Maya Angelou would have been 90 this week. It was remarkable to see the out-pouring of respect and admiration for her on that anniversary. Not surprising but deeply moving and for me, still incredibly significant. In this time, when navigating being a person of integrity, a woman of integrity, is throwing up challenges both ongoing and new at every turn, strong role-models feel especially important. Maya Angelou embodied integrity. Heart driven but with a good head; compassionate and wise, she forged a path that is still leaving a wake. In my life and in the world.
I first discovered her writing when I was at university. She was not on the curriculum. Even on the most liberal campuses, early 80s South Africa did not actively encourage the study of women writers, unless it was Austen or Brontë, and certainly Black women were not even officially acknowledged as existing. In those days studying André Brink, under the tutelage of André Brink, was considered radical. But, there were plenty of works (many banned) doing the rounds unofficially. Along with discovering the music of Miriam Makeba and the joys of eating ice-cream for breakfast, reading Maya Angelou felt both incredibly subversive and like a home-coming to me. She’d not long since published The Heart of a Woman and I remember devouring a copy and being deeply moved by her story.
I remember sitting around at the home of one of my professors, for the first time in a racially mixed group of my peers, being served ‘special’ brownies that he’d made himself and discussing everything from the role of law and journalism in a state of emergency, the lyrics of Rodrigues, if wearing braids as a white-freckled-redheaded South African was appropriate, where to buy the cheapest red wine by the gallon (literally), and the role of Black women in the civil rights movement. Maya Angelou was with us in that moment and she is with us now.

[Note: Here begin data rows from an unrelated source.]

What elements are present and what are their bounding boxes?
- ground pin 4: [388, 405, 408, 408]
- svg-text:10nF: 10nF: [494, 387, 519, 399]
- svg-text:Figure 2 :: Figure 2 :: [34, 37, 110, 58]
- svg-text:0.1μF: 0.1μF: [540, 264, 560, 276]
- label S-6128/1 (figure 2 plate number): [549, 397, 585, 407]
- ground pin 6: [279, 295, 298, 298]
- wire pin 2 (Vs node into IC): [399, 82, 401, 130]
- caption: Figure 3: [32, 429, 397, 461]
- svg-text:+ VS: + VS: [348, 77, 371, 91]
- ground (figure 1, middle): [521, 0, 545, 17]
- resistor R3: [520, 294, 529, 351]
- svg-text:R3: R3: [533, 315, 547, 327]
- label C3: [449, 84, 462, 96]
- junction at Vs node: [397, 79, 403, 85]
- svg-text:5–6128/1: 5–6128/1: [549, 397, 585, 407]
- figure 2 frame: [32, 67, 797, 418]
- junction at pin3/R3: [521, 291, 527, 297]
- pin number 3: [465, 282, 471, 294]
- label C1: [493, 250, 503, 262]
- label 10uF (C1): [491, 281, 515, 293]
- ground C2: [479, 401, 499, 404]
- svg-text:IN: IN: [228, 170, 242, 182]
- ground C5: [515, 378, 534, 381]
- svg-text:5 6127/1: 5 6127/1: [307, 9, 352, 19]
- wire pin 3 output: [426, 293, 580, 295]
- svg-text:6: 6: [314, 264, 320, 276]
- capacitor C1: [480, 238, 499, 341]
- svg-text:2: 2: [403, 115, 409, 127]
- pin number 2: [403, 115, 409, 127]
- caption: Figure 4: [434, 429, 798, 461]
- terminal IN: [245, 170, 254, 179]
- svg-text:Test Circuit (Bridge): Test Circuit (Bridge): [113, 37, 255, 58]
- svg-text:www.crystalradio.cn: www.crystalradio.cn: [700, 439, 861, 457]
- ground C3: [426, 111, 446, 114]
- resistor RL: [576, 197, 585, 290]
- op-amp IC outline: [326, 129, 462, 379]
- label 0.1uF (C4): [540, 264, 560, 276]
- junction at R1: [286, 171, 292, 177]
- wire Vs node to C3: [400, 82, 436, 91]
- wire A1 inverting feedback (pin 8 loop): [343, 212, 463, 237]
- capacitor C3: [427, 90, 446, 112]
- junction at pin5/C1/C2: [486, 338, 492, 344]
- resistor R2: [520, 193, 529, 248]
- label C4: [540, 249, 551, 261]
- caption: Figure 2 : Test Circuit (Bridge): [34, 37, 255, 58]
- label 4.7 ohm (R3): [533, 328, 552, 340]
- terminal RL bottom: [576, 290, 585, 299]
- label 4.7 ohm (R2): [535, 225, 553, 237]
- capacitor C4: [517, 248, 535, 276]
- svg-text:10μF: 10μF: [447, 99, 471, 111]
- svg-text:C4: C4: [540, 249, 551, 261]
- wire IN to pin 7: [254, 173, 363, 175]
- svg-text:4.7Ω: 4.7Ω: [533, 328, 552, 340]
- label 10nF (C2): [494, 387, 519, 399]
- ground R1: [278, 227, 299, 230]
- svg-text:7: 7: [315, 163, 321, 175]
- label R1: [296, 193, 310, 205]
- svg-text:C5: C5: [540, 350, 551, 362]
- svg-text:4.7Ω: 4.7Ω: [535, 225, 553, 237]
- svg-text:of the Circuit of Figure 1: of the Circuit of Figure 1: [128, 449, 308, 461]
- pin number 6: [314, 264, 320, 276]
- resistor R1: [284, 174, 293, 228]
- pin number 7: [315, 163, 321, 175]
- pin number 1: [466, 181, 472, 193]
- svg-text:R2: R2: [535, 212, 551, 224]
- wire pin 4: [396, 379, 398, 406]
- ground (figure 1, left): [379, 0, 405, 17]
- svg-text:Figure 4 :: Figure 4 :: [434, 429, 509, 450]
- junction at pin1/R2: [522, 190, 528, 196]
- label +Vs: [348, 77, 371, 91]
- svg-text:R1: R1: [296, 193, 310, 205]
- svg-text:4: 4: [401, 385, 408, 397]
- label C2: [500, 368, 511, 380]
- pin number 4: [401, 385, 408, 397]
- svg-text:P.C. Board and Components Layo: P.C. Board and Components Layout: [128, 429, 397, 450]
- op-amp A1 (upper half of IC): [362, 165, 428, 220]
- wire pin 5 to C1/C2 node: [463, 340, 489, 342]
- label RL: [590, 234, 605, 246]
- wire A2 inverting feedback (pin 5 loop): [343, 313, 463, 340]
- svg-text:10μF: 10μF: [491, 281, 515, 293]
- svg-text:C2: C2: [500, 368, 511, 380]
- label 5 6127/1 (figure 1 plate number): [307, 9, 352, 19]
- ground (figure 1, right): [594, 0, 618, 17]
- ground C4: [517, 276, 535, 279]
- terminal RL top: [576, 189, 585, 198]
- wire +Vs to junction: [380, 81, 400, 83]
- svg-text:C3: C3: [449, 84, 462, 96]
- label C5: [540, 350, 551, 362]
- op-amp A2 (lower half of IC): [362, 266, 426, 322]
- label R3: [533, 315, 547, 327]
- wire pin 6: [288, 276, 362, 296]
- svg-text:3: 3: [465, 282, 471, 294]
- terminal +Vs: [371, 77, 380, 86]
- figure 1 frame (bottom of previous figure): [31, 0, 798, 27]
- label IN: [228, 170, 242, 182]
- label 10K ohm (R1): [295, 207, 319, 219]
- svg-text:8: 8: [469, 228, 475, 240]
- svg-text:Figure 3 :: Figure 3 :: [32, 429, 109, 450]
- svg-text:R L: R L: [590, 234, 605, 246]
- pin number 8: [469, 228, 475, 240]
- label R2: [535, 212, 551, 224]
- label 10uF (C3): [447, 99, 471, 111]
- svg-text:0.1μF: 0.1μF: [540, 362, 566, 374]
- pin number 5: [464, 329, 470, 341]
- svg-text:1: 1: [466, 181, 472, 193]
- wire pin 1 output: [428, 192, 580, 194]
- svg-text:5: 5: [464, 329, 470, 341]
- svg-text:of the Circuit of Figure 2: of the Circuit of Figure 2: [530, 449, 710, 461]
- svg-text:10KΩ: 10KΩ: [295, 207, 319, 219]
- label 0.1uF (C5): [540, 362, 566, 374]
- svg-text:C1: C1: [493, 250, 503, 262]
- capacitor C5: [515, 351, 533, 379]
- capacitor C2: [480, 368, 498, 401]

Her life story was so different to mine and yet I did and still do hear my own heart in so much of her writing. She had the gift of expressing some universal experiences through the telling of her very individual story. That is just one of the ways she modelled, for me, how to be in the world. We all have a story to tell. They may not all land on a world stage or be told quite so eloquently but they’re all significant. Together, they add to and add up to the story of the world. I always think about what I’d like my bit of that mosaic to look like. Still working on it.